Jealous Again

I recently realized that, in addition to the sadness I feel that Male is now out of state at law school, I’m jealous of that opportunity. For the next three years, his job is to go to law school. That’s it.

I have never had much by way of opportunity. Well, that’s not true. I had opportunities; I was just too young and dumb to take them. I was offered full scholarships to excellent universities, but I was an idiot and turned them down to become a homeless crackhead prostitute. As Toshiro Mifune would say, baka.

toshirobaka

Yes, Toshiro, you’re right. I was an idiot. I threw away a free Ivy League education only to nearly destroy myself and end up in community college that I paid for out of my pocket while I worked a full-time job a few years later. That is my biggest regret. If I could go back and change one thing, I would take the free Cornell University education when it was offered to me. Had I done that, everything would be different though. I wouldn’t be a goldfish, so it’s probably for the best that I don’t have the ability to do that.

On my 21st birthday, the year I officially became old enough to drink, I worked from 9am to 6pm and then ran over to community college and went to class from 6pm to 10pm. By the time 10pm rolled around, I was too exhausted to do anything. (Huh, I just realized that places my head injury after I turned 21. I always thought I was 19 or 20. The more you know…)

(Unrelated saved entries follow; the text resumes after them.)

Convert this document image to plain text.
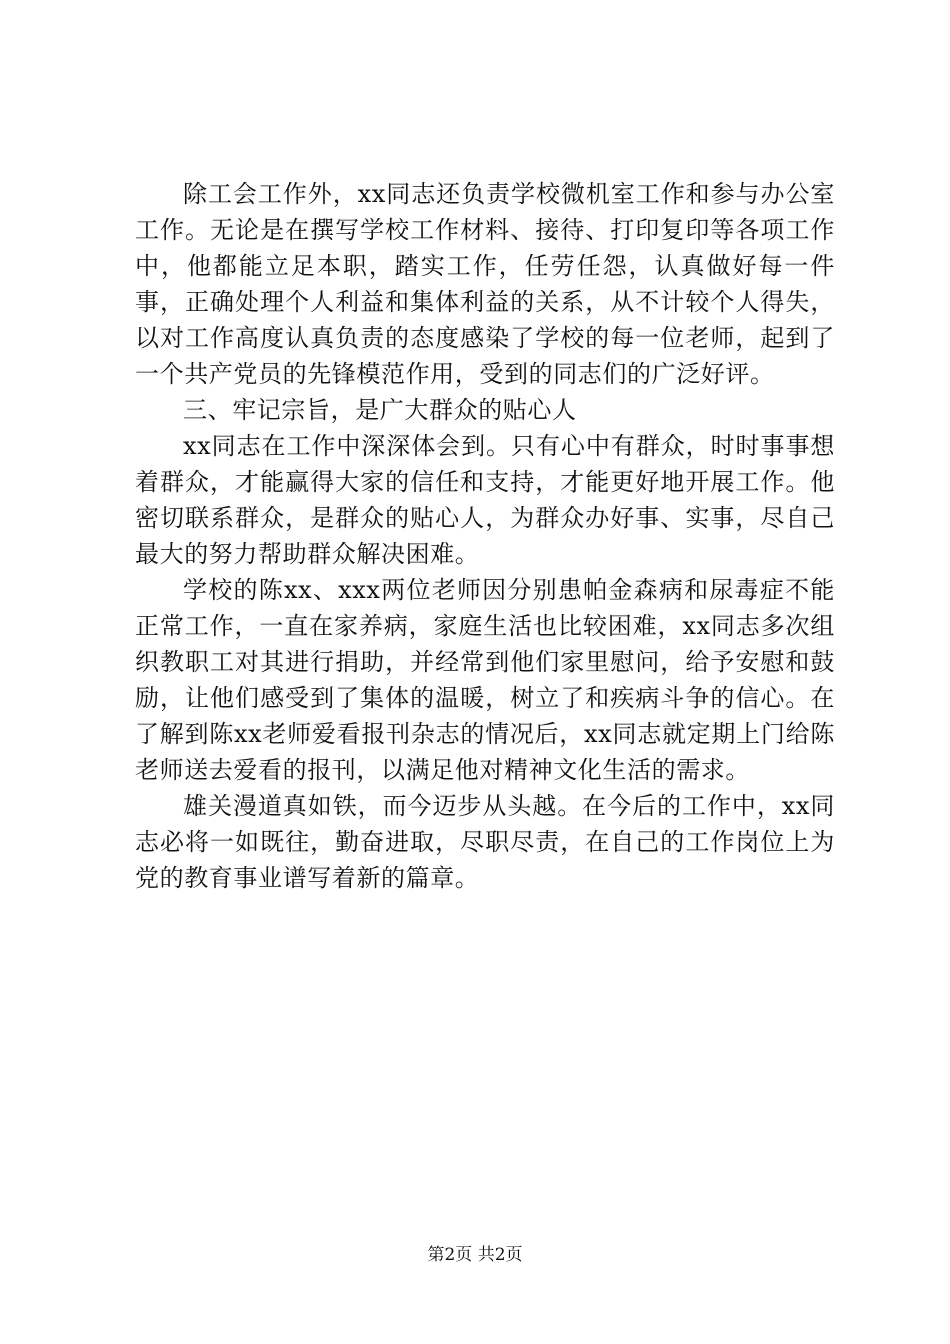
除工会工作外，xx同志还负责学校微机室工作和参与办公室工作。无论是在撰写学校工作材料、接待、打印复印等各项工作中，他都能立足本职，踏实工作，任劳任怨，认真做好每一件事，正确处理个人利益和集体利益的关系，从不计较个人得失，以对工作高度认真负责的态度感染了学校的每一位老师，起到了一个共产党员的先锋模范作用，受到的同志们的广泛好评。

三、牢记宗旨，是广大群众的贴心人

xx同志在工作中深深体会到。只有心中有群众，时时事事想着群众，才能赢得大家的信任和支持，才能更好地开展工作。他密切联系群众，是群众的贴心人，为群众办好事、实事，尽自己最大的努力帮助群众解决困难。

学校的陈xx、xxx两位老师因分别患帕金森病和尿毒症不能正常工作，一直在家养病，家庭生活也比较困难，xx同志多次组织教职工对其进行捐助，并经常到他们家里慰问，给予安慰和鼓励，让他们感受到了集体的温暖，树立了和疾病斗争的信心。在了解到陈xx老师爱看报刊杂志的情况后，xx同志就定期上门给陈老师送去爱看的报刊，以满足他对精神文化生活的需求。

雄关漫道真如铁，而今迈步从头越。在今后的工作中，xx同志必将一如既往，勤奋进取，尽职尽责，在自己的工作岗位上为党的教育事业谱写着新的篇章。

第2页 共2页
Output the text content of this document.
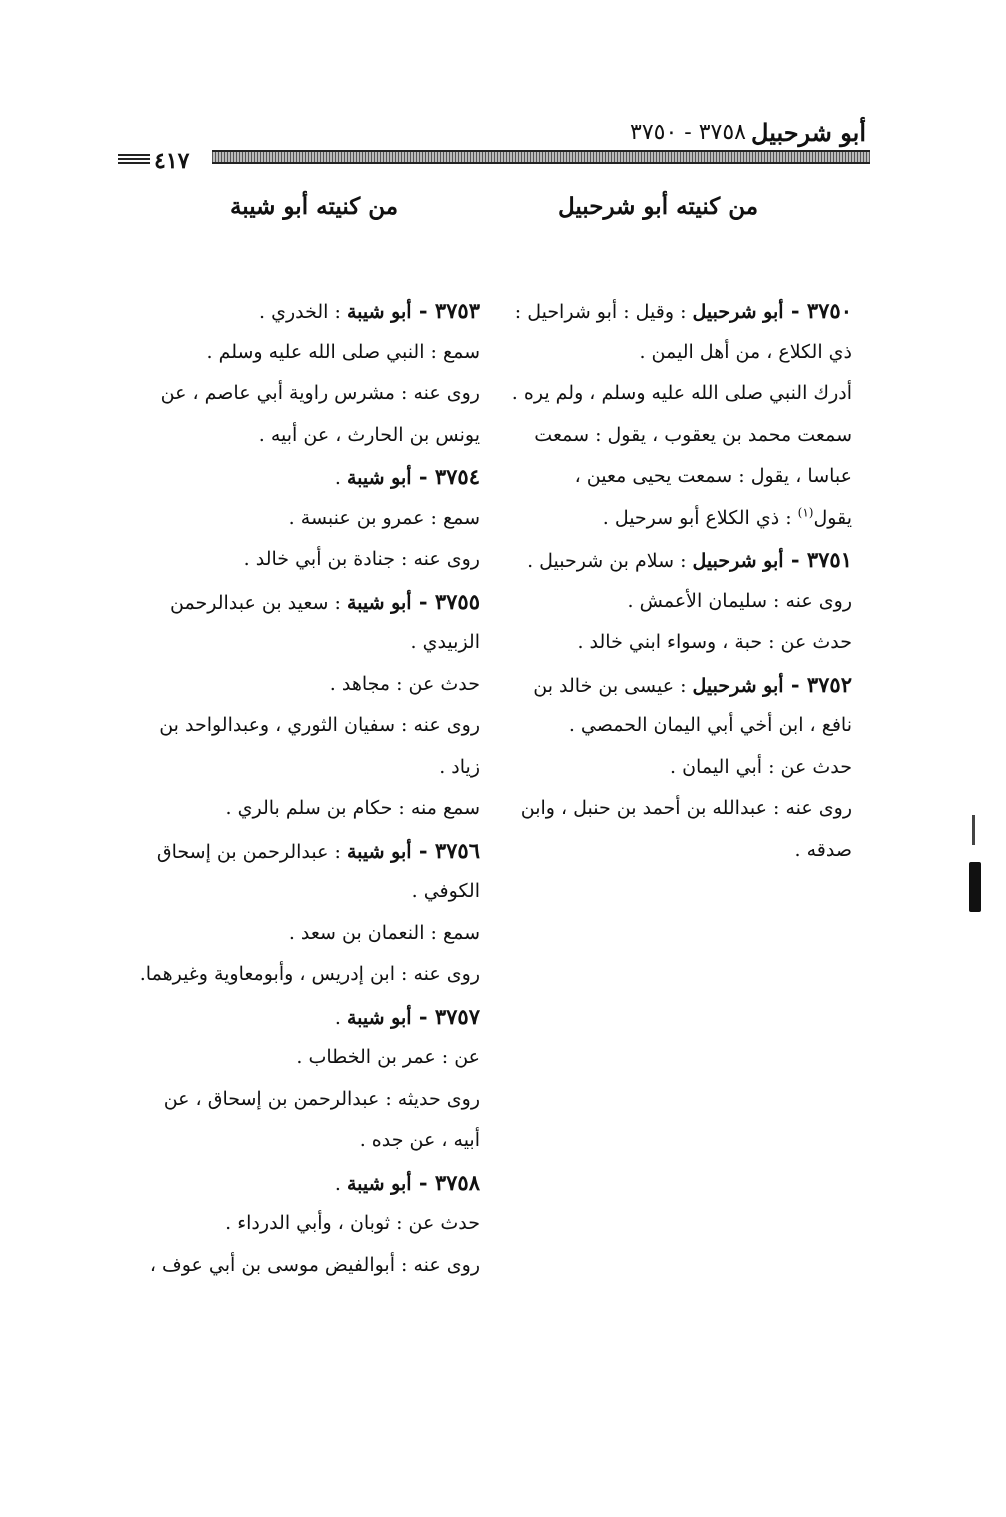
أبو شرحبيل
٣٧٥٨ - ٣٧٥٠
٤١٧
من كنيته أبو شرحبيل
٣٧٥٠ - أبو شرحبيل : وقيل : أبو شراحيل :
ذي الكلاع ، من أهل اليمن .
أدرك النبي صلى الله عليه وسلم ، ولم يره .
سمعت محمد بن يعقوب ، يقول : سمعت
عباسا ، يقول : سمعت يحيى معين ،
يقول$^{(١)}$ : ذي الكلاع أبو سرحيل .
٣٧٥١ - أبو شرحبيل : سلام بن شرحبيل .
روى عنه : سليمان الأعمش .
حدث عن : حبة ، وسواء ابني خالد .
٣٧٥٢ - أبو شرحبيل : عيسى بن خالد بن
نافع ، ابن أخي أبي اليمان الحمصي .
حدث عن : أبي اليمان .
روى عنه : عبدالله بن أحمد بن حنبل ، وابن
صدقه .
من كنيته أبو شيبة
٣٧٥٣ - أبو شيبة : الخدري .
سمع : النبي صلى الله عليه وسلم .
روى عنه : مشرس راوية أبي عاصم ، عن
يونس بن الحارث ، عن أبيه .
٣٧٥٤ - أبو شيبة .
سمع : عمرو بن عنبسة .
روى عنه : جنادة بن أبي خالد .
٣٧٥٥ - أبو شيبة : سعيد بن عبدالرحمن
الزبيدي .
حدث عن : مجاهد .
روى عنه : سفيان الثوري ، وعبدالواحد بن
زياد .
سمع منه : حكام بن سلم بالري .
٣٧٥٦ - أبو شيبة : عبدالرحمن بن إسحاق
الكوفي .
سمع : النعمان بن سعد .
روى عنه : ابن إدريس ، وأبومعاوية وغيرهما.
٣٧٥٧ - أبو شيبة .
عن : عمر بن الخطاب .
روى حديثه : عبدالرحمن بن إسحاق ، عن
أبيه ، عن جده .
٣٧٥٨ - أبو شيبة .
حدث عن : ثوبان ، وأبي الدرداء .
روى عنه : أبوالفيض موسى بن أبي عوف ،
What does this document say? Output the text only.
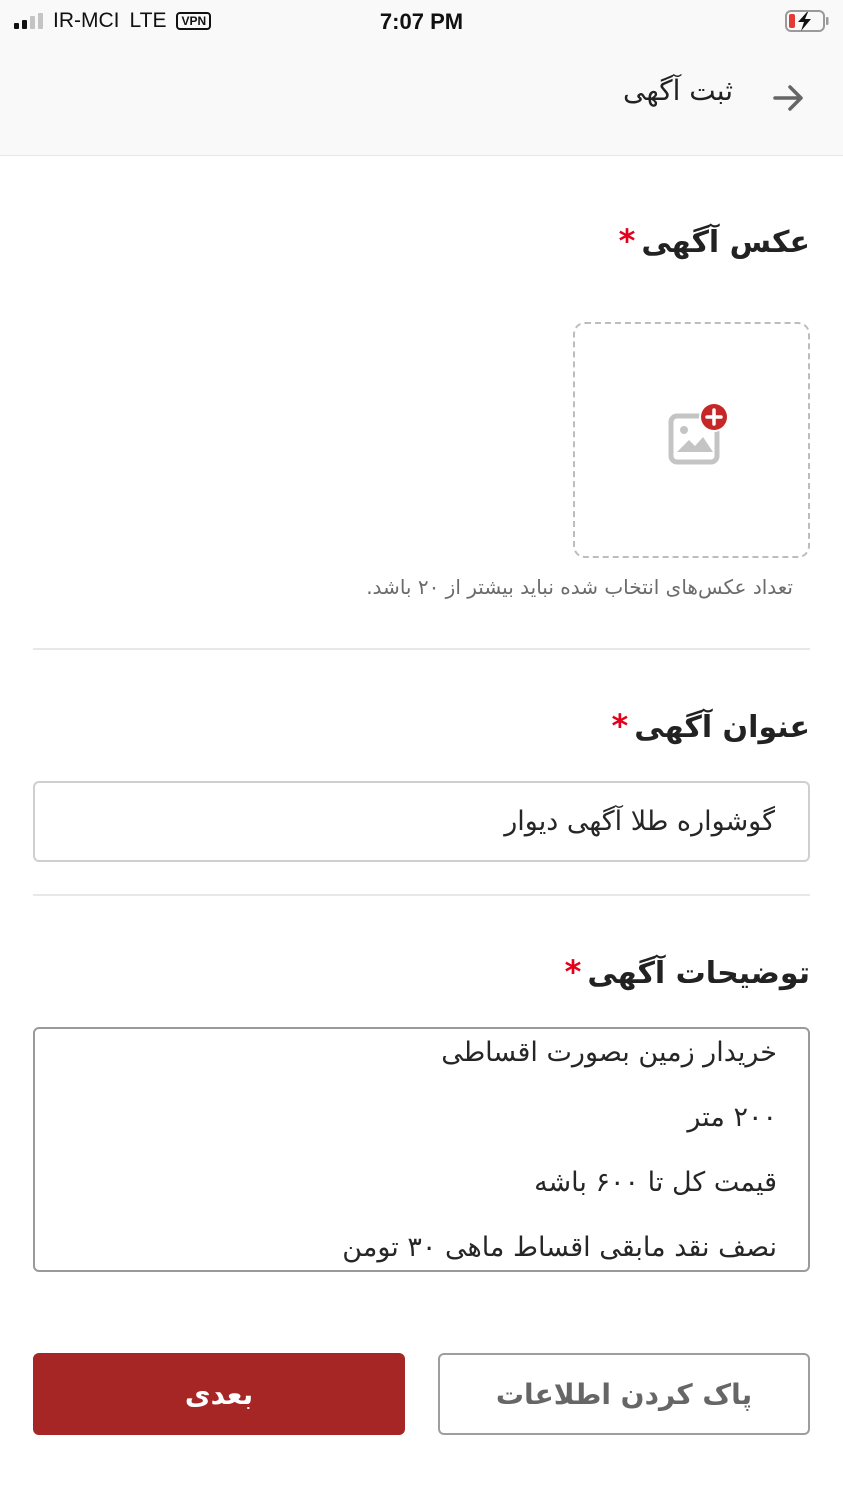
IR-MCI LTE	VPN	7:07 PM
ثبت آگهی
عکس آگهی*
تعداد عکس‌های انتخاب شده نباید بیشتر از ۲۰ باشد.
عنوان آگهی*
گوشواره طلا آگهی دیوار
توضیحات آگهی*
خریدار زمین بصورت اقساطی
۲۰۰ متر
قیمت کل تا ۶۰۰ باشه
نصف نقد مابقی اقساط ماهی ۳۰ تومن
بعدی	پاک کردن اطلاعات
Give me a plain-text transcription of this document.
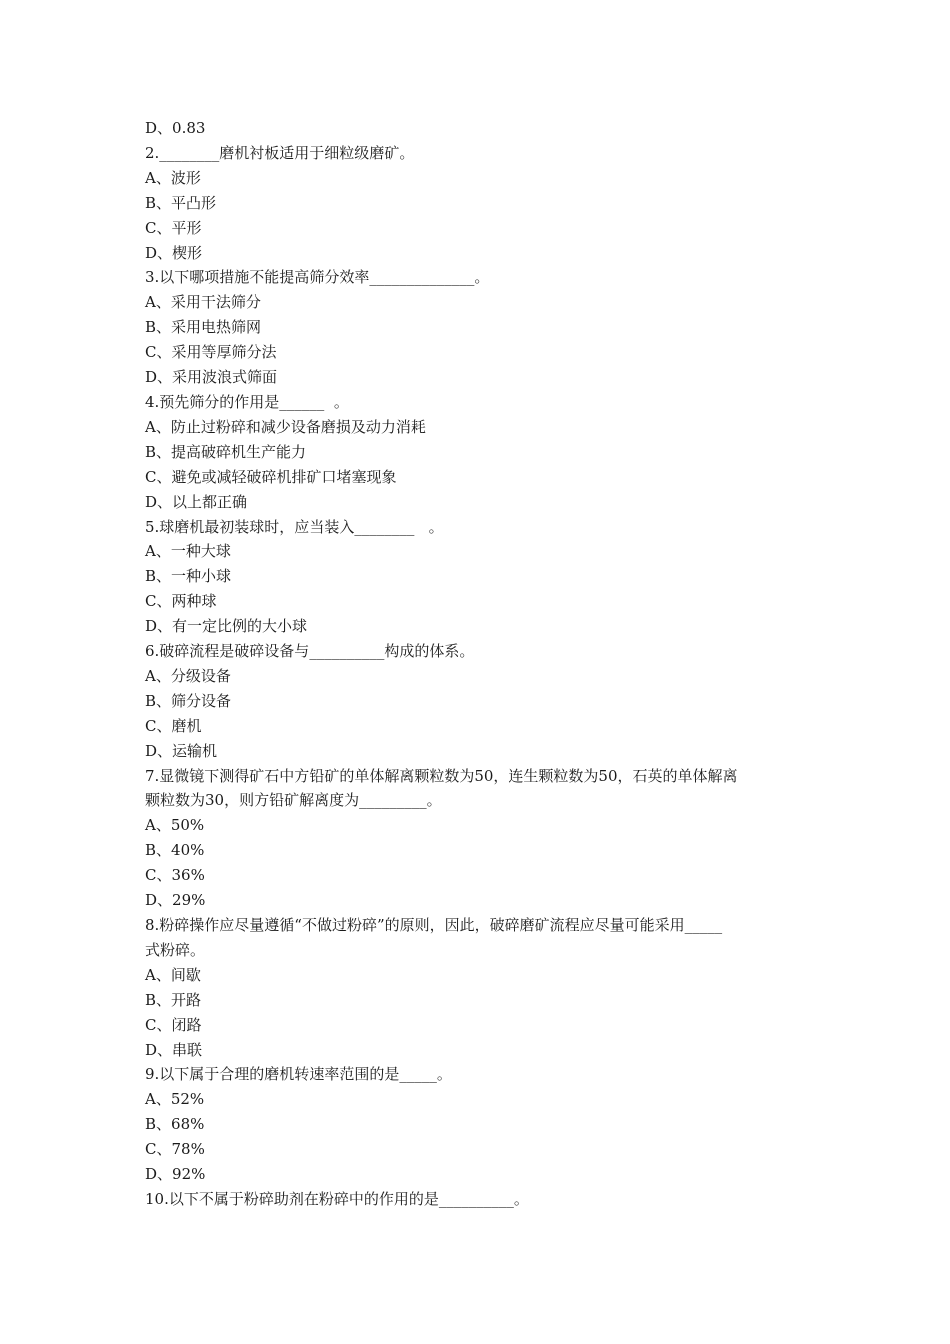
D、0.83

2.________磨机衬板适用于细粒级磨矿。

A、波形

B、平凸形

C、平形

D、楔形

3.以下哪项措施不能提高筛分效率______________。

A、采用干法筛分

B、采用电热筛网

C、采用等厚筛分法

D、采用波浪式筛面

4.预先筛分的作用是______  。

A、防止过粉碎和减少设备磨损及动力消耗

B、提高破碎机生产能力

C、避免或减轻破碎机排矿口堵塞现象

D、以上都正确

5.球磨机最初装球时，应当装入________   。

A、一种大球

B、一种小球

C、两种球

D、有一定比例的大小球

6.破碎流程是破碎设备与__________构成的体系。

A、分级设备

B、筛分设备

C、磨机

D、运输机

7.显微镜下测得矿石中方铅矿的单体解离颗粒数为50，连生颗粒数为50，石英的单体解离

颗粒数为30，则方铅矿解离度为_________。

A、50%

B、40%

C、36%

D、29%

8.粉碎操作应尽量遵循“不做过粉碎”的原则，因此，破碎磨矿流程应尽量可能采用_____

式粉碎。

A、间歇

B、开路

C、闭路

D、串联

9.以下属于合理的磨机转速率范围的是_____。

A、52%

B、68%

C、78%

D、92%

10.以下不属于粉碎助剂在粉碎中的作用的是__________。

Anyway, I didn’t take the education when it was offered and I’ve been kicking myself in the butt for it ever since. Some of you may be shouting, but it’s not too late! You could do that now! If Male can take three years off and live on student loans in an insanely cheap state, so can you!

Yes, it’s true. I could move to someplace with an inexpensive cost of living, take out student loans and go to school, but it’s not that easy for me.

First, I still have no idea what I want to be when I grow up. If I had even an inkling of an idea as to what type of program I’d be interested in, I might have a college degree by now, but I haven’t the first clue. I never did. Even before I had to drop out of school due to goldfishism, I hadn’t a clue what I wanted to do with my life.

Second, I’ve been working a full-time job to support myself since I was fifteen years old with the exception of the year I took off to become a crackwhore. I have been working longer than I haven’t been working. I’m not sure I could just take time off to go to school. I would probably be a stress-monkey the whole time about the debt I was incurring.

Third, I haven’t been in school since I was clobbered over the head and became a goldfish. I’m not sure that my brain could actually process that much new information. It might be a total waste of time and money.

Convenient excuses, you say. And you’re right; they are all just excuses. But that last one has become a sort of phobia. I’m terrified of going back to school. Right after the accident, since I paid for an entire semester of classes and it was too late to get a refund, I tried to go to school. I went to one lecture. I panicked about twenty minutes in when I had no idea where I was or what I was doing there. It was terrifying. I ran out of the class in tears and couldn’t find my car. I sat on a bench, sobbing for a while.

So, yeah, since that day, the thought of school is pretty terrifying to me. I keep telling myself that I’ll get there eventually. I will take the placement tests and fill out my financial aid forms and go to school, but I haven’t done it. Three years in a row now, I have filled out my Federal Student Aid forms. Three years in a row, they have expired before I used them.

When Male was studying for the LSAT, the test you take to get into law school, I was studying math for the placement test. He took the LSAT, got into college and is now going to one. I still haven’t taken the placement test. I tell myself, well, if I had Male’s opportunity, I would do it, but I haven’t done anything to make that opportunity happen for myself. I haven’t even been studying lately.

I’m tired of crappy, low paying jobs. I am an Art Director. I should be making more. I should be making enough to pay all my bills, afford health insurance, put some money away and attend school, but I don’t. I don’t make enough to even cover all my bills some months. Yet, instead of conquering my phobia, I just let it slide by again and again, year after year. At this rate, I’ll be 70 by the time I get an associate degree.

It’s time to shit or get off the pot. I’m going to aim for fall. As soon as I’m moved into my new home, I’m going to start studying again. It’s time to stop letting fear get the better of me. I don’t want Toshiro to call me a baka again.

The title of this post is a reference to a Black Flag song. Bonus points for people who had that song bouncing around in their head when they saw it, because I certainly did.